Counting Bits

Problem Statement

LeetCode-338: Given an integer n, return an array ans of length n + 1 such that for each i $(0 \leq i \leq n)$, ans[i] is the number of 1’s in the binary representation of i.

Example 1:

Input: n = 2
Output: [0,1,1]
Explanation:
0 --> 0
1 --> 1
2 --> 10

Example 2:

Input: n = 5
Output: [0,1,1,2,1,2]
Explanation:
0 --> 0
1 --> 1
2 --> 10
3 --> 11
4 --> 100
5 --> 101

Approach

We’ll be focusing on two approaches to solve the problem.

• Brian Kernighan’s algorithm
• Dynamic Programming

Approach 1: Brian Kernighan’s Algorithm

The algorithm is based on the observation that for any number n, n & (n - 1) unsets the rightmost set bit. We can use this observation to count the number of set bits in a number.

High level steps include:

1. For every number i from 0 to n, we’ll calculate the number of set bits in the binary representation of i.
2. For this, we’ll initialize a variable freq to 0.
3. We’ll keep unsetting the rightmost set bit of i until i becomes 0. This can be done by i = i & (i - 1).
4. We’ll increment the freq variable every time we unset a bit.
5. The value of freq will be the number of set bits in the binary representation of i.
6. Populate the result array with the value of freq.

Approach 2: Dynamic Programming

We can solve the problem using dynamic programming. We can define a recurrence relation for the problem as follows:

$$ ans[i] = ans[i/2] + (i \ mod \ 2) $$

This is based on the observation that the number of set bits in a number i is equal to the number of set bits in i/2 plus the least significant bit of i.

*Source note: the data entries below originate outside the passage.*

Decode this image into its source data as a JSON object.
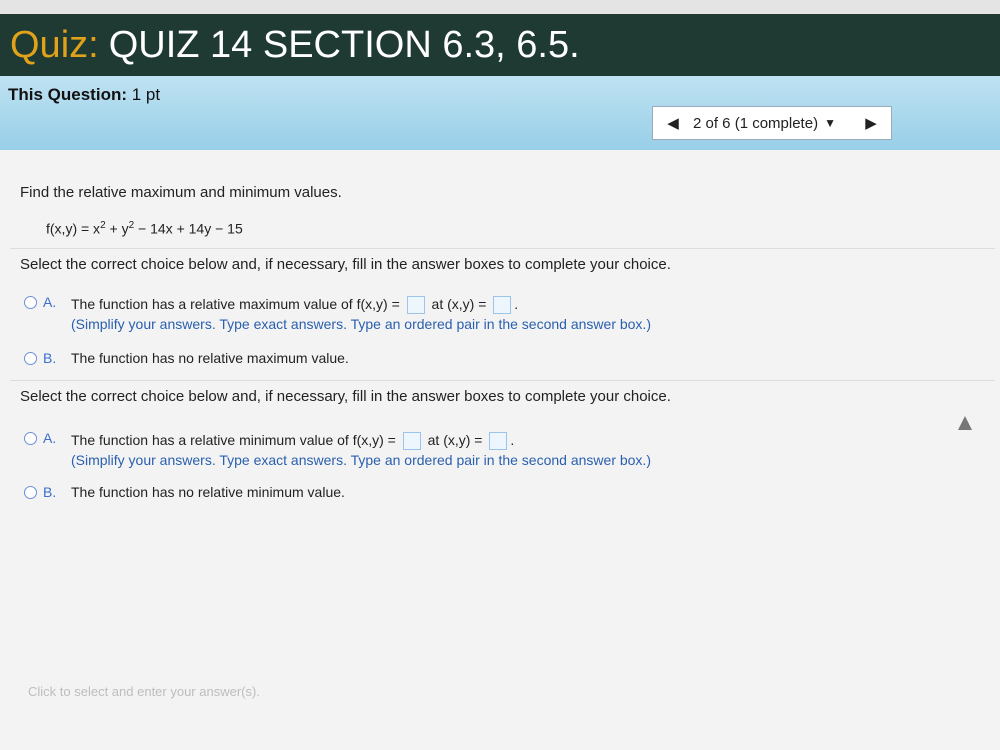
{
  "title": {
    "prefix": "Quiz:",
    "name": "QUIZ 14 SECTION 6.3, 6.5."
  },
  "question_info": {
    "label": "This Question:",
    "points": "1 pt"
  },
  "nav": {
    "prev_icon": "◀",
    "counter": "2 of 6 (1 complete)",
    "dropdown_icon": "▼",
    "next_icon": "▶"
  },
  "problem": {
    "prompt": "Find the relative maximum and minimum values.",
    "function": {
      "lhs": "f(x,y) = x",
      "exp1": "2",
      "mid": " + y",
      "exp2": "2",
      "rest": " − 14x + 14y − 15"
    }
  },
  "part1": {
    "instruction": "Select the correct choice below and, if necessary, fill in the answer boxes to complete your choice.",
    "choice_a": {
      "letter": "A.",
      "text_before": "The function has a relative maximum value of f(x,y) =",
      "text_middle": "at (x,y) =",
      "text_after": ".",
      "hint": "(Simplify your answers. Type exact answers. Type an ordered pair in the second answer box.)"
    },
    "choice_b": {
      "letter": "B.",
      "text": "The function has no relative maximum value."
    }
  },
  "part2": {
    "instruction": "Select the correct choice below and, if necessary, fill in the answer boxes to complete your choice.",
    "choice_a": {
      "letter": "A.",
      "text_before": "The function has a relative minimum value of f(x,y) =",
      "text_middle": "at (x,y) =",
      "text_after": ".",
      "hint": "(Simplify your answers. Type exact answers. Type an ordered pair in the second answer box.)"
    },
    "choice_b": {
      "letter": "B.",
      "text": "The function has no relative minimum value."
    }
  },
  "footer_hint": "Click to select and enter your answer(s).",
  "colors": {
    "title_bg": "#1e3a32",
    "title_prefix": "#e0a11b",
    "info_bar": "#98cfe8",
    "accent": "#3a6fd0"
  }
}
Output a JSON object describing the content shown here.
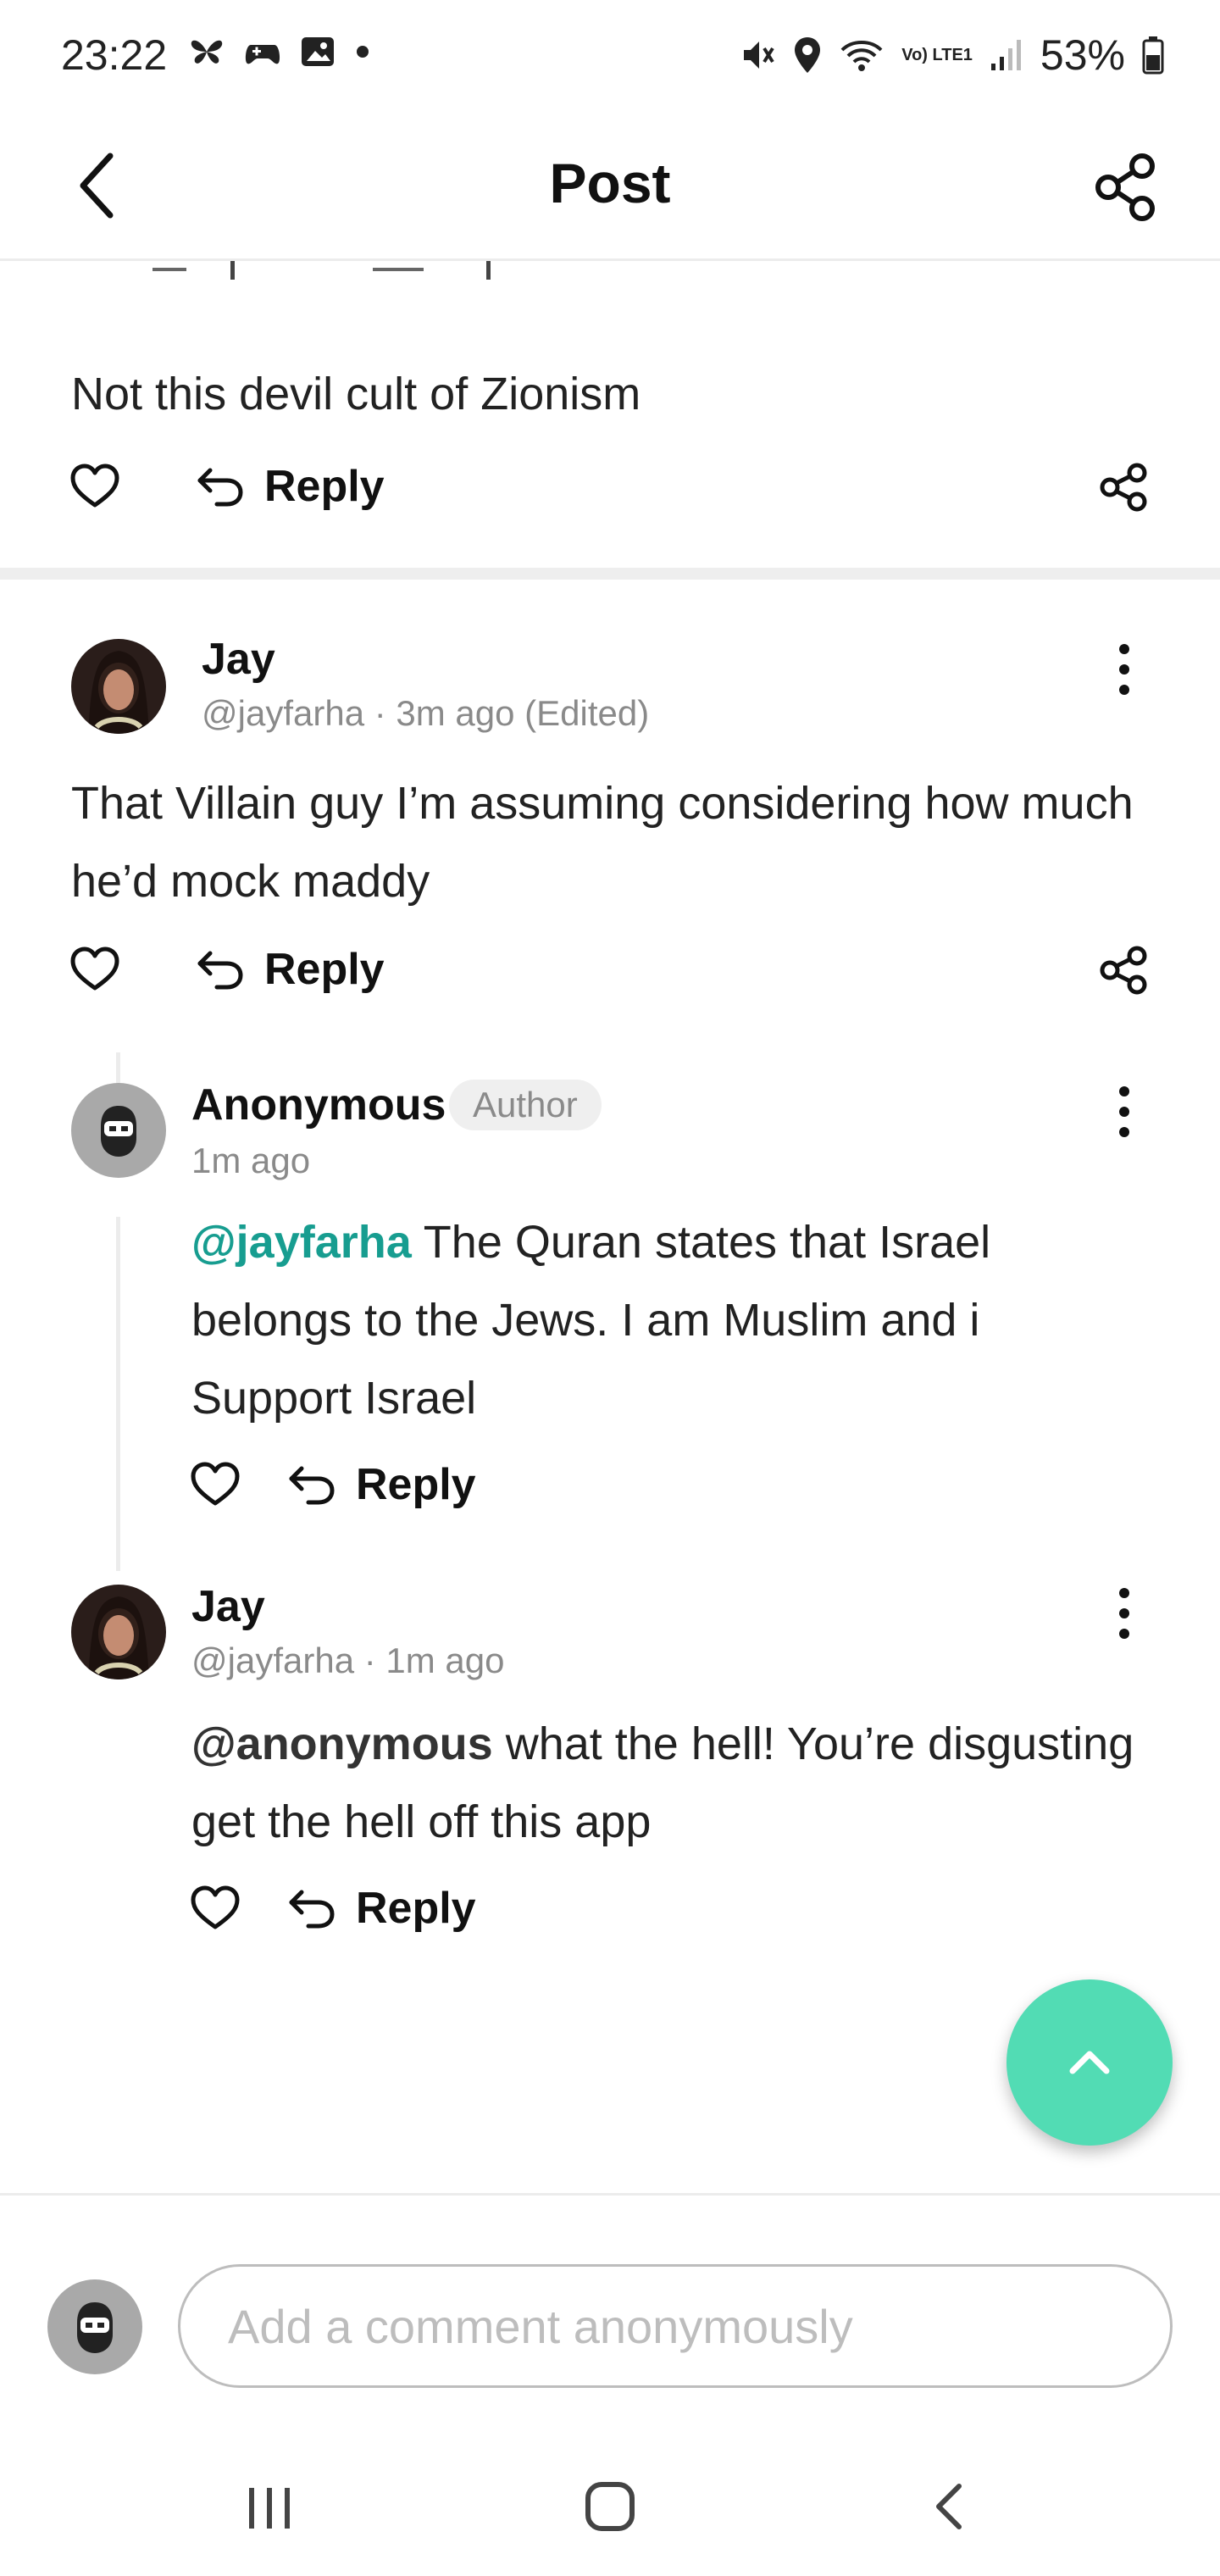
{
  "status_bar": {
    "time": "23:22",
    "battery": "53%",
    "network_label": "Vo) LTE1"
  },
  "header": {
    "title": "Post"
  },
  "top_comment": {
    "text": "Not this devil cult of Zionism",
    "reply_label": "Reply"
  },
  "comments": [
    {
      "name": "Jay",
      "handle": "@jayfarha",
      "time": "3m ago",
      "edited": "(Edited)",
      "text": "That Villain guy I’m assuming considering how much he’d mock maddy",
      "reply_label": "Reply"
    }
  ],
  "replies": [
    {
      "name": "Anonymous",
      "badge": "Author",
      "time": "1m ago",
      "mention": "@jayfarha",
      "text": " The Quran states that Israel belongs to the Jews. I am Muslim and i Support Israel",
      "reply_label": "Reply"
    },
    {
      "name": "Jay",
      "handle": "@jayfarha",
      "time": "1m ago",
      "mention": "@anonymous",
      "text": " what the hell! You’re disgusting get the hell off this app",
      "reply_label": "Reply"
    }
  ],
  "composer": {
    "placeholder": "Add a comment anonymously"
  },
  "colors": {
    "accent_mint": "#52dcb4",
    "mention_teal": "#179d90",
    "meta_gray": "#8a8a8a"
  },
  "icons": [
    "back-icon",
    "share-icon",
    "heart-icon",
    "reply-icon",
    "kebab-icon",
    "chevron-up-icon",
    "anonymous-avatar-icon"
  ]
}
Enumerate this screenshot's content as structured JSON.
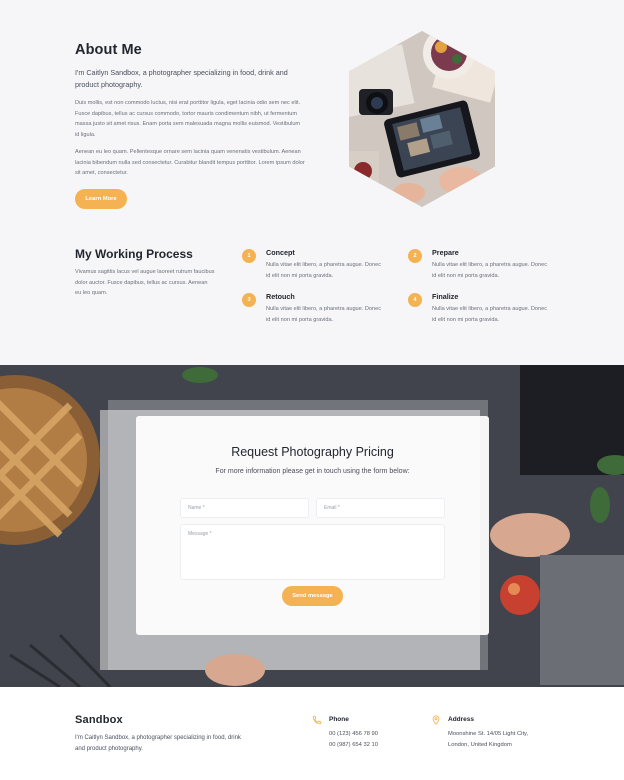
{
  "about": {
    "heading": "About Me",
    "lead": "I'm Caitlyn Sandbox, a photographer specializing in food, drink and product photography.",
    "paragraph1": "Duis mollis, est non commodo luctus, nisi erat porttitor ligula, eget lacinia odio sem nec elit. Fusce dapibus, tellus ac cursus commodo, tortor mauris condimentum nibh, ut fermentum massa justo sit amet risus. Enam porta sem malesuada magna mollis euismod. Vestibulum id ligula.",
    "paragraph2": "Aenean eu leo quam. Pellentesque ornare sem lacinia quam venenatis vestibulum. Aenean lacinia bibendum nulla sed consectetur. Curabitur blandit tempus porttitor. Lorem ipsum dolor sit amet, consectetur.",
    "button_label": "Learn More"
  },
  "process": {
    "heading": "My Working Process",
    "description": "Vivamus sagittis lacus vel augue laoreet rutrum faucibus dolor auctor. Fusce dapibus, tellus ac cursus. Aenean eu leo quam.",
    "steps": [
      {
        "number": "1",
        "title": "Concept",
        "text": "Nulla vitae elit libero, a pharetra augue. Donec id elit non mi porta gravida."
      },
      {
        "number": "2",
        "title": "Prepare",
        "text": "Nulla vitae elit libero, a pharetra augue. Donec id elit non mi porta gravida."
      },
      {
        "number": "3",
        "title": "Retouch",
        "text": "Nulla vitae elit libero, a pharetra augue. Donec id elit non mi porta gravida."
      },
      {
        "number": "4",
        "title": "Finalize",
        "text": "Nulla vitae elit libero, a pharetra augue. Donec id elit non mi porta gravida."
      }
    ]
  },
  "contact": {
    "title": "Request Photography Pricing",
    "subtitle": "For more information please get in touch using the form below:",
    "name_placeholder": "Name *",
    "email_placeholder": "Email *",
    "message_placeholder": "Message *",
    "send_label": "Send message"
  },
  "footer": {
    "brand": "Sandbox",
    "brand_desc": "I'm Caitlyn Sandbox, a photographer specializing in food, drink and product photography.",
    "phone_title": "Phone",
    "phone_1": "00 (123) 456 78 90",
    "phone_2": "00 (987) 654 32 10",
    "address_title": "Address",
    "address_1": "Moonshine St. 14/05 Light City,",
    "address_2": "London, United Kingdom"
  },
  "colors": {
    "accent": "#f5b252",
    "heading": "#22262f",
    "background": "#f6f6f8"
  },
  "icons": {
    "phone": "phone-icon",
    "address": "map-pin-icon"
  }
}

Consider the following example to calculate the number of set bits in i=5:

Consider i=5, i.e. 101 in binary representation which have 2 set bits:
ans[5] = ans[5/2] + (5 % 2)
       = ans[2] + 1
       = 1 + 1
       = 2

Implementation

Here is a java implementation of the above approaches. Let’s first look at the implementation of Brian Kernighan’s algorithm:

public int[] countBits(int n) {
    int [] ans = new int[n+1];
        
    for(int i=0; i <= n; i++){
        int freq=0;
        int x = i;
        while(x != 0){
            freq++;
            x=x&(x-1);
        }
        ans[i]=freq;
    }

    return ans;
}

And here is the implementation of the dynamic programming approach:

public int[] countBits(int n) {
    int[] ans = new int[n+1];
    for(int i=1; i <= n ; i++){
        // ans[i/2] + (i % 2)
        ans[i] = ans[i >> 1] + (i & 1);
    }  
    return ans;
}

Complexity Analysis

For the first approach, the time complexity is $O(n \cdot \log n)$ and the space complexity is $O(n)$. This is because the number of bits in n equals to $log\ n+1$ and in worst case, all the bits can be equal to 1, and we will be repeating the operation for all the numbers in range 0 to n.

For the second approach, the time complexity is $O(n)$ and the space complexity is $O(n)$.